The Fisheries Department has confirmed that the lobster TAC for the 2014/2015 season has been cut by 17% as follows:


  • Commercial Fishing (Offshore): 1120.25 tons (previously 1356.56 tons);
  • Commercial Fishing (Nearshore): 376.10 tons (previously 451 tons);
  • Subsistence (Interim Relief Measure) Fishing: 235.45 tons (previously 276 tons);  and
  • Recreational Fishing: 69.20 tons (previously 83.5 tons)


The department's press statement states that the "2014/15 season for recreational fishing of WCRL will open on Sunday, 15 November 2014, and will close on Monday, 6 April 2014." The season will actually start on Saturday 14 November. Sunday will of course be the 16th.


As previously reported on this BLOG, the recreational fishery will be restricted to 21 fishing days spread between SATURDAY 15 November and the Easter Weekend as follows:


  • November: 15 November 2014 to 16 November 2014 (2 days)


  • December: 16 December 2014 (1 day)


  • December/January20 December 2014 to 2 January 2015 (14 days)


  • Easter Weekend: 3 April 2015 to 6 April 2015 (4 days)

These are the only days on which recreational fishing for lobster may occur.

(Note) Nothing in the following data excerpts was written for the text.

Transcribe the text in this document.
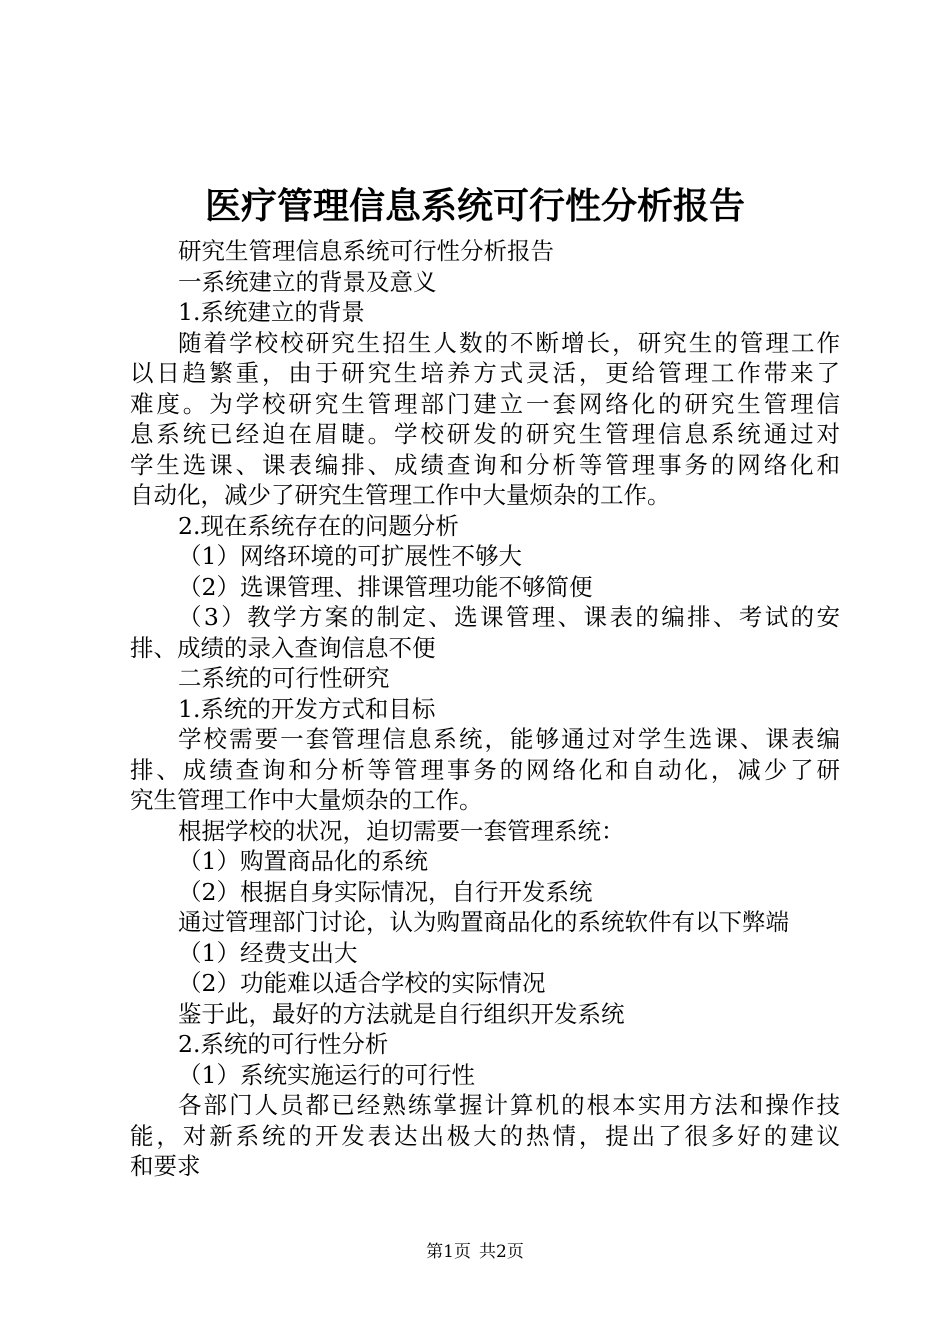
医疗管理信息系统可行性分析报告
研究生管理信息系统可行性分析报告
一系统建立的背景及意义
1.系统建立的背景
随着学校校研究生招生人数的不断增长，研究生的管理工作
以日趋繁重，由于研究生培养方式灵活，更给管理工作带来了
难度。为学校研究生管理部门建立一套网络化的研究生管理信
息系统已经迫在眉睫。学校研发的研究生管理信息系统通过对
学生选课、课表编排、成绩查询和分析等管理事务的网络化和
自动化，减少了研究生管理工作中大量烦杂的工作。
2.现在系统存在的问题分析
（1）网络环境的可扩展性不够大
（2）选课管理、排课管理功能不够简便
（3）教学方案的制定、选课管理、课表的编排、考试的安
排、成绩的录入查询信息不便
二系统的可行性研究
1.系统的开发方式和目标
学校需要一套管理信息系统，能够通过对学生选课、课表编
排、成绩查询和分析等管理事务的网络化和自动化，减少了研
究生管理工作中大量烦杂的工作。
根据学校的状况，迫切需要一套管理系统：
（1）购置商品化的系统
（2）根据自身实际情况，自行开发系统
通过管理部门讨论，认为购置商品化的系统软件有以下弊端
（1）经费支出大
（2）功能难以适合学校的实际情况
鉴于此，最好的方法就是自行组织开发系统
2.系统的可行性分析
（1）系统实施运行的可行性
各部门人员都已经熟练掌握计算机的根本实用方法和操作技
能，对新系统的开发表达出极大的热情，提出了很多好的建议
和要求
第1页 共2页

Further restrictions concerning recreational fishing are as follows:


  • Only persons over the age of 12 may fish;
  • All recreational fishing may only be undertaken in terms of a recreational fishing permit, which will cost R94 for the season. These permits have traditionally been available via the SA Post Office;
  • Recreational fishing will be permitted between 8am and 16h00 on the days permitted;
  • Lobsters with a carapace length of less than 80mm ARE NOT ALLOWED;
  • Lobsters caught with a recreational permit MAY NOT BE SOLD;
  • A maximum of 20 lobsters may be transported in a single vehicle provided that all permit holders are present and all lobsters must be transported in a whole state.

The commercial and interim relief fishery sectors are subject to their own permit conditions and regulations.